Parentheses are used to enclose the arguments of function calls. Using them for procedure calls can cause unexpected problems.
Because they can introduce bugs, both at run-time by passing a possibly unintended value to the procedure, and at compile-time by simply being invalid syntax.
Redundant parentheses can introduce bugs.
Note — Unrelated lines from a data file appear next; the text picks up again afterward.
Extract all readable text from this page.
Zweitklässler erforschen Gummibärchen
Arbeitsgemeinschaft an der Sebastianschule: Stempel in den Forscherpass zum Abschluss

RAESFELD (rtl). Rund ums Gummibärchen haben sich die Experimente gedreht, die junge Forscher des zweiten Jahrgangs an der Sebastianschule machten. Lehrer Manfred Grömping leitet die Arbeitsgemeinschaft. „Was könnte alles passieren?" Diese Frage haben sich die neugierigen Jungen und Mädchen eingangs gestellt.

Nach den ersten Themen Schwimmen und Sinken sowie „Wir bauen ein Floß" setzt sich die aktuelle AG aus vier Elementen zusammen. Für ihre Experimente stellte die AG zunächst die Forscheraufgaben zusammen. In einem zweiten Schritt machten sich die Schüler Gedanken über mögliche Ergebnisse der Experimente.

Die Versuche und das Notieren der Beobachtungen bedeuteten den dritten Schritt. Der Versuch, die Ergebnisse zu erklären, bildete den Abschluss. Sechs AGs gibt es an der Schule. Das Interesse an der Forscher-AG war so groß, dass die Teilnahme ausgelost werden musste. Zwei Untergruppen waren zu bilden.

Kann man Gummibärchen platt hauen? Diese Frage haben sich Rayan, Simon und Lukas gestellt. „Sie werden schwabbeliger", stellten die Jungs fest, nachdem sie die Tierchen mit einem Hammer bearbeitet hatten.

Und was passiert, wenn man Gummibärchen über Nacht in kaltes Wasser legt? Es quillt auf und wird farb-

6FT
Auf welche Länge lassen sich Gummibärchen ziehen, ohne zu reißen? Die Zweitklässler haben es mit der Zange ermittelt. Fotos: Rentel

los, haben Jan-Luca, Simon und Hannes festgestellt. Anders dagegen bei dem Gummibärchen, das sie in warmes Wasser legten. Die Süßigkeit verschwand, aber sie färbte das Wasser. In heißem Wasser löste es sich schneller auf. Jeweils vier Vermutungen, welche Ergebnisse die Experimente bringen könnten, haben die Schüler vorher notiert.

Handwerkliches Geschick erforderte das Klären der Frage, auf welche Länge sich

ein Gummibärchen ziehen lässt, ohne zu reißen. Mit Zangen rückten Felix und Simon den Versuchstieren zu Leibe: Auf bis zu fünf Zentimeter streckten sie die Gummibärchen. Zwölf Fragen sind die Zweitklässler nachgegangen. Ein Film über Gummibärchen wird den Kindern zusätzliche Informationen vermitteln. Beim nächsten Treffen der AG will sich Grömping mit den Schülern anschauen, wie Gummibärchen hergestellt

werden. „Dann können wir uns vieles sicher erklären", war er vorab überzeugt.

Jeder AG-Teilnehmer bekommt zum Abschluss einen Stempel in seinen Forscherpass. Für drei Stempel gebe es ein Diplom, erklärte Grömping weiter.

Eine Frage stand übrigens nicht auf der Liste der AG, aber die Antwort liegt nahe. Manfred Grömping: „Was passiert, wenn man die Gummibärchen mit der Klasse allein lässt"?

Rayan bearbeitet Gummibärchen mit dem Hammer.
Given a procedure that takes an object reference as a parameter...
Sub DoSomething(ByRef target As Range)
End Sub
...and called with parentheses:
DoSomething (Application.ActiveCell) 'raises an error at runtime
This will raise an "Object Required" runtime error #424. Other errors are possible in other circumstances: here the Application.ActiveCell
Range
object reference is being evaluated and passed by value regardless of the procedure's signature specifying that target
would be passed ByRef
. The actual value passed ByVal
to DoSomething
in the above snippet, is Application.ActiveCell.Value
.
Parentheses force VBA to evaluate the value of the bracketed expression, and pass the result ByVal
to the called procedure. When the type of the evaluated result mismatches the procedure's expected type and cannot be implicitly converted, a runtime error is raised.
This code will fail to compile:
MsgBox ("Invalid Code!", vbCritical)
Because the expression ("Invalid Code!", vbCritical)
cannot be evaluated to a value.
This would compile and work:
MsgBox ("Invalid Code!"), (vbCritical)
But would definitely look silly. Avoid redundant parentheses.